Comment la stratégie AIP de Karp capte l’opportunité de mise en œuvre de l’IA
De son côté, Palantir Technologies a positionné sa plateforme d’intelligence artificielle (AIP) comme la couche logicielle essentielle qui transforme le matériel de Jensen en résultats concrets pour les entreprises. Lors de son dernier trimestre, Palantir a enregistré une croissance de 70 % de ses revenus sur un an, atteignant 1,4 milliard de dollars, avec un EPS ajusté en hausse de 78 %.
Mais la véritable histoire se trouve dans le segment commercial américain de l’entreprise, où l’adoption de l’AIP génère une dynamique exceptionnelle. Ce segment a généré à lui seul 507 millions de dollars de revenus, en hausse de 137 % sur un an. Plus impressionnant encore, le nombre de clients a augmenté de 64 %, avec une demande record spécifiquement liée aux déploiements de l’AIP. La valeur totale des contrats dans ce segment a atteint 1,34 milliard de dollars, en hausse de 67 % sur un an.
Le PDG Alex Karp a été explicite sur la vision de Palantir sous sa direction : l’entreprise vise à multiplier par 10 ses revenus dans la prochaine décennie.
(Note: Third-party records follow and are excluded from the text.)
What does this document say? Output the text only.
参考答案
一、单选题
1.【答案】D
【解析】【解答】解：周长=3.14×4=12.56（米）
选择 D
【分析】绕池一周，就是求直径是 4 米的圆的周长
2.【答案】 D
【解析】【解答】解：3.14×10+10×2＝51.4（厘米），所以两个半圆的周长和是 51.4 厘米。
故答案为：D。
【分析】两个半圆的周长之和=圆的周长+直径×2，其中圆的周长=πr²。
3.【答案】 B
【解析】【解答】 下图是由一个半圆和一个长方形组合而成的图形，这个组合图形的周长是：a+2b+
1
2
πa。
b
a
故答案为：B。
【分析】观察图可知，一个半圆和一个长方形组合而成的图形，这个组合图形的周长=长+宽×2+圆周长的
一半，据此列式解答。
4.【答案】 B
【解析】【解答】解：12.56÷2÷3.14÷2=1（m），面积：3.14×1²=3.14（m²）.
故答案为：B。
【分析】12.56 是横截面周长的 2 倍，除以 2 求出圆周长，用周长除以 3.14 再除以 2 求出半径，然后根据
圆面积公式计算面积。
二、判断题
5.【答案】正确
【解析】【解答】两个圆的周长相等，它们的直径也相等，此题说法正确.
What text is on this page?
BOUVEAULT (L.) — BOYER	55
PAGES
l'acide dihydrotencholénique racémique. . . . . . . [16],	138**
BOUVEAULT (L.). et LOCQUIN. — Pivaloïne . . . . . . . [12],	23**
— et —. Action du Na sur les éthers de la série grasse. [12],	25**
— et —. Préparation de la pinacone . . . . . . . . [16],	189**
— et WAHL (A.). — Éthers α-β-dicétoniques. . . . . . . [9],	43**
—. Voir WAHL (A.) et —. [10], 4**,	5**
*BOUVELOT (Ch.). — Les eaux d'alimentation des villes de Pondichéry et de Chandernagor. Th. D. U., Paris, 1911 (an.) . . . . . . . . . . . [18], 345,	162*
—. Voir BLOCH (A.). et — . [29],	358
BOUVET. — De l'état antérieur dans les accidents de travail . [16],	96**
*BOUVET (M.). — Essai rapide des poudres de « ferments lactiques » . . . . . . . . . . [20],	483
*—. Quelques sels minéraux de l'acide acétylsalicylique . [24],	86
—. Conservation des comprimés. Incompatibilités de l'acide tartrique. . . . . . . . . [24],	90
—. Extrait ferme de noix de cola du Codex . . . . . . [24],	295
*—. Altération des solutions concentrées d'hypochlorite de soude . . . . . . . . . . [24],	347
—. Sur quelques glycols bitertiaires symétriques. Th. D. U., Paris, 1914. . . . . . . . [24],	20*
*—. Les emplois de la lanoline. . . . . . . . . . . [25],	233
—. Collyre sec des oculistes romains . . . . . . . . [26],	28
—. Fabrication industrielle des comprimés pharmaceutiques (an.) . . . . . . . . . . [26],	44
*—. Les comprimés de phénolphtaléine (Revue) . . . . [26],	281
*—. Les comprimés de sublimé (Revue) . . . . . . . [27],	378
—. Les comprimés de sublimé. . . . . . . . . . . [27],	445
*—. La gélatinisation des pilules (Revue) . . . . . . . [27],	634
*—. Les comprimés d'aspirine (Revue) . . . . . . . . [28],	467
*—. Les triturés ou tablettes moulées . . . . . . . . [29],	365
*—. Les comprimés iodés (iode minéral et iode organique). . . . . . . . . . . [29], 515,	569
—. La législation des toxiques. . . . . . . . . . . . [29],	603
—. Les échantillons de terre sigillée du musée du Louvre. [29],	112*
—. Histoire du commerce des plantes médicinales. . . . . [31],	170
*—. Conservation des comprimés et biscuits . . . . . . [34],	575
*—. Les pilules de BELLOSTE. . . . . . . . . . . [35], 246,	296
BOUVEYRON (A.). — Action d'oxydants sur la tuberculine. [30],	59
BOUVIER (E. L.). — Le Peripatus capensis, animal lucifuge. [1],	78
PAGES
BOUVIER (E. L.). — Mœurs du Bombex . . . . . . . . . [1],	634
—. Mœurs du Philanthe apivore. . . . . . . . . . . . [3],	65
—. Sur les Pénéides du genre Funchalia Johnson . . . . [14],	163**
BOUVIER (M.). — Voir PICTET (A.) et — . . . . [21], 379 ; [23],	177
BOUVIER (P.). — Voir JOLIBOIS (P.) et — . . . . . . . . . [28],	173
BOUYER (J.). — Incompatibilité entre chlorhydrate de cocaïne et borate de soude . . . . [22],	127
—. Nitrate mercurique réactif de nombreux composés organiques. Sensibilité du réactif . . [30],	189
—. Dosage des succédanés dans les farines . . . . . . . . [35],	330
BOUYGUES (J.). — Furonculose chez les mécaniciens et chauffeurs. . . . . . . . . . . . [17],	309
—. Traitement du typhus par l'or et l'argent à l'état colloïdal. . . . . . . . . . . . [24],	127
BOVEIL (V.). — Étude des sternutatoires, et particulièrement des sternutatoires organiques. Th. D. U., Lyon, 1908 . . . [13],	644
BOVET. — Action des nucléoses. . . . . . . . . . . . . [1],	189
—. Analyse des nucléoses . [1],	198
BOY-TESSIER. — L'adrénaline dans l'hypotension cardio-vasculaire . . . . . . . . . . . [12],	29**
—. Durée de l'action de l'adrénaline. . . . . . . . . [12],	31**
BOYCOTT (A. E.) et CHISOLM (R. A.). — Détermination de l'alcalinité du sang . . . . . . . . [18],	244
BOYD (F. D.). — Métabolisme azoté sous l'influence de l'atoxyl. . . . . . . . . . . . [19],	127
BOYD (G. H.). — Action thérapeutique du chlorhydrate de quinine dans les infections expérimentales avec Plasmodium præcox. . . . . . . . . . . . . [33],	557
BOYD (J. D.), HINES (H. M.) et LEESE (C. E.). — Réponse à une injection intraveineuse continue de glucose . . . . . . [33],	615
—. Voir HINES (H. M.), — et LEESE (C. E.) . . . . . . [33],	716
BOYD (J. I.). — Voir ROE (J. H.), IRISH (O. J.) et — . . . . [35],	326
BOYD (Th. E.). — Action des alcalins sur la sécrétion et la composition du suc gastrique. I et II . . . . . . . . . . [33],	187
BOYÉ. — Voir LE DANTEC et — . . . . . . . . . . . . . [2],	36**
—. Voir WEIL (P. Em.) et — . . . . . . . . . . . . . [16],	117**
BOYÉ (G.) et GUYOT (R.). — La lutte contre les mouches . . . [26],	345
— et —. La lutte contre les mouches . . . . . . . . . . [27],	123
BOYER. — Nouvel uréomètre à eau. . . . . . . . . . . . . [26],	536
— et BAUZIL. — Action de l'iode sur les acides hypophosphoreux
À la vitesse de croissance actuelle, cet objectif semble de plus en plus réalisable. La valeur totale restante des obligations de performance (RPO) — c’est-à-dire les revenus contractuels non encore reconnus — a explosé de 143 %, atteignant 4,21 milliards de dollars, offrant une visibilité importante sur les résultats futurs.
Le défi fondamental que Palantir relève est simple : les entreprises disposent des GPU de Jensen mais manquent d’expertise pour déployer efficacement l’IA. La plupart des équipes de direction et des développeurs peinent face à la complexité de la mise en œuvre de l’IA et ont du mal à obtenir des retours sur investissement satisfaisants. Palantir résout ce problème en proposant des « boot camps » en IA, des programmes de formation et une expertise pratique qui transforment l’accélération matérielle en résultats commerciaux mesurables.
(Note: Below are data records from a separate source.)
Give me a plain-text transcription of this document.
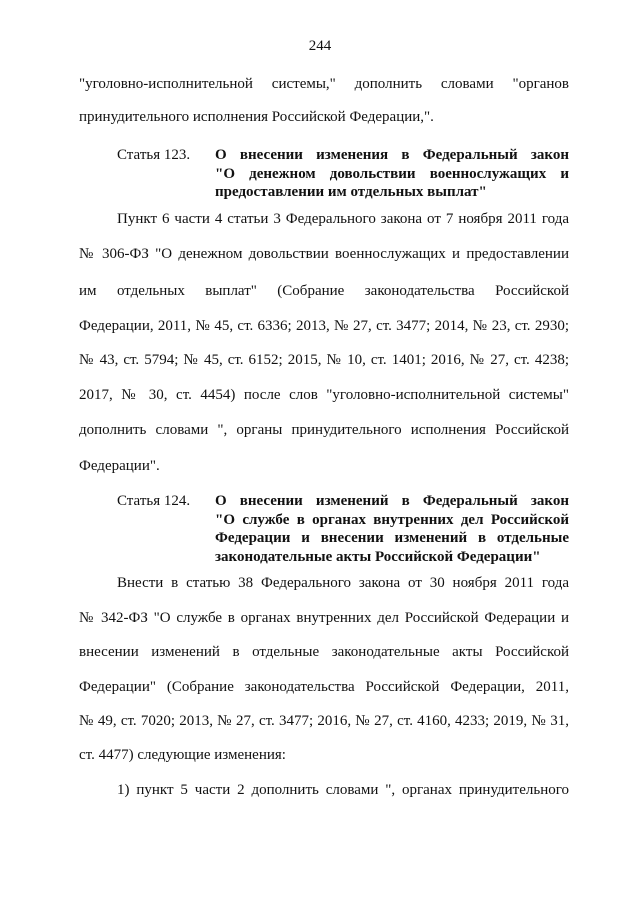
244
"уголовно-исполнительной системы," дополнить словами "органов
принудительного исполнения Российской Федерации,".
Статья 123. О внесении изменения в Федеральный закон
"О денежном довольствии военнослужащих и
предоставлении им отдельных выплат"
Пункт 6 части 4 статьи 3 Федерального закона от 7 ноября 2011 года
№ 306-ФЗ "О денежном довольствии военнослужащих и предоставлении
им отдельных выплат" (Собрание законодательства Российской
Федерации, 2011, № 45, ст. 6336; 2013, № 27, ст. 3477; 2014, № 23, ст. 2930;
№ 43, ст. 5794; № 45, ст. 6152; 2015, № 10, ст. 1401; 2016, № 27, ст. 4238;
2017, № 30, ст. 4454) после слов "уголовно-исполнительной системы"
дополнить словами ", органы принудительного исполнения Российской
Федерации".
Статья 124. О внесении изменений в Федеральный закон
"О службе в органах внутренних дел Российской
Федерации и внесении изменений в отдельные
законодательные акты Российской Федерации"
Внести в статью 38 Федерального закона от 30 ноября 2011 года
№ 342-ФЗ "О службе в органах внутренних дел Российской Федерации и
внесении изменений в отдельные законодательные акты Российской
Федерации" (Собрание законодательства Российской Федерации, 2011,
№ 49, ст. 7020; 2013, № 27, ст. 3477; 2016, № 27, ст. 4160, 4233; 2019, № 31,
ст. 4477) следующие изменения:
1) пункт 5 части 2 дополнить словами ", органах принудительного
Vérification de la valorisation : ces leaders valent-ils la prime ?
Les deux entreprises affichent des valorisations élevées qui suscitent le débat. Palantir se négocie actuellement à 73 fois ses bénéfices attendus pour l’année prochaine — un niveau supérieur aux standards historiques, bien qu’en baisse par rapport à son pic. Certains observateurs, comme le capital-risqueur Chamath Palihapitiya, soutiennent que la barrière concurrentielle de Palantir est si solide que les métriques traditionnelles de valorisation ne captent pas sa vraie valeur. D’autres estiment que l’action reste surévaluée, quel que soit le taux de croissance.
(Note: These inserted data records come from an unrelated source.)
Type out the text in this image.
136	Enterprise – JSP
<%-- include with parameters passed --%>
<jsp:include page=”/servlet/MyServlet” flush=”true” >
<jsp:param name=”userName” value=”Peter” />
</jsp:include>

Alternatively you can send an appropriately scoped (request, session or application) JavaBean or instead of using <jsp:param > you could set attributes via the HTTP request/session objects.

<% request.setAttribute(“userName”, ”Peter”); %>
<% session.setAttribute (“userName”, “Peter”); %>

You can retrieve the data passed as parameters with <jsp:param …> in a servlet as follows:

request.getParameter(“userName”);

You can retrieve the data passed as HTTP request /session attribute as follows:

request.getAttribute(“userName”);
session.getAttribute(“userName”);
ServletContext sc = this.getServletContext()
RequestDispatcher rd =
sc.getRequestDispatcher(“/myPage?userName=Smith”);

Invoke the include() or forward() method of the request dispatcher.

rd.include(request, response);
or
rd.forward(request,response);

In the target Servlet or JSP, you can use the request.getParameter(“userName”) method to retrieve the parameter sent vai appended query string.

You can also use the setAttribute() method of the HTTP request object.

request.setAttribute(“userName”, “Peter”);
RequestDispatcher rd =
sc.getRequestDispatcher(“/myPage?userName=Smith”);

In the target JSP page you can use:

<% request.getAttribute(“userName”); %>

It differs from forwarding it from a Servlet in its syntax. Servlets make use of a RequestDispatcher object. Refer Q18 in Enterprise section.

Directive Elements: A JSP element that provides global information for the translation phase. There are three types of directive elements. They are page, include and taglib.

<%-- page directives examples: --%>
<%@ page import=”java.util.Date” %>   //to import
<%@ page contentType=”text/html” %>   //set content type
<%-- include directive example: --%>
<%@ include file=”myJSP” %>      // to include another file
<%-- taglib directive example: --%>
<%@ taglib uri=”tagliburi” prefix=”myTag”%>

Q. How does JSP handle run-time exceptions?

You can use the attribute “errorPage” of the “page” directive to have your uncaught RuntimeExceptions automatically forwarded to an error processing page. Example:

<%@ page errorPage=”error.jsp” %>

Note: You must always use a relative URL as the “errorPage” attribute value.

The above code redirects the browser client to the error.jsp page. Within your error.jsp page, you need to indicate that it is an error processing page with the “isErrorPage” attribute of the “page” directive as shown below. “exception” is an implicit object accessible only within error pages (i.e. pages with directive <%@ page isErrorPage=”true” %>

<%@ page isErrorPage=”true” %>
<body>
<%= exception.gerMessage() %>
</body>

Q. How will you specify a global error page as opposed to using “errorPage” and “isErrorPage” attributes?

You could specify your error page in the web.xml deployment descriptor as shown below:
Une évaluation plus pragmatique suggère que si ces trajectoires de croissance se maintiennent, ces valorisations pourraient apparaître comme une bonne affaire dans cinq à dix ans. Jensen Huang a maintes fois démontré cette dynamique : les investisseurs qui ont douté de la valorisation de Nvidia au milieu des années 2010 ont vu leurs investissements initiaux se multiplier de plusieurs fois.
L’association entre le succès infrastructurel de Jensen et la stratégie logicielle de Karp crée un cycle de renforcement mutuel. La croissance de chaque entreprise valide la thèse d’investissement de l’autre. À mesure que les entreprises adoptent l’infrastructure GPU de Nvidia, elles déploient simultanément des solutions comme celles de Palantir pour en tirer un maximum de valeur. Inversement, à mesure que les organisations mettent en œuvre des systèmes d’IA plus sophistiqués via la plateforme de Palantir, elles ont besoin de capacités GPU supplémentaires, soutenant ainsi la demande pour Nvidia.
Pour les investisseurs, le défi reste de discerner quelles entreprises méritent d’être achetées à ces prix — une décision qui dépend en fin de compte de leur tolérance au risque, de leur horizon temporel et de leur conviction dans la thèse d’une adoption à long terme de l’IA.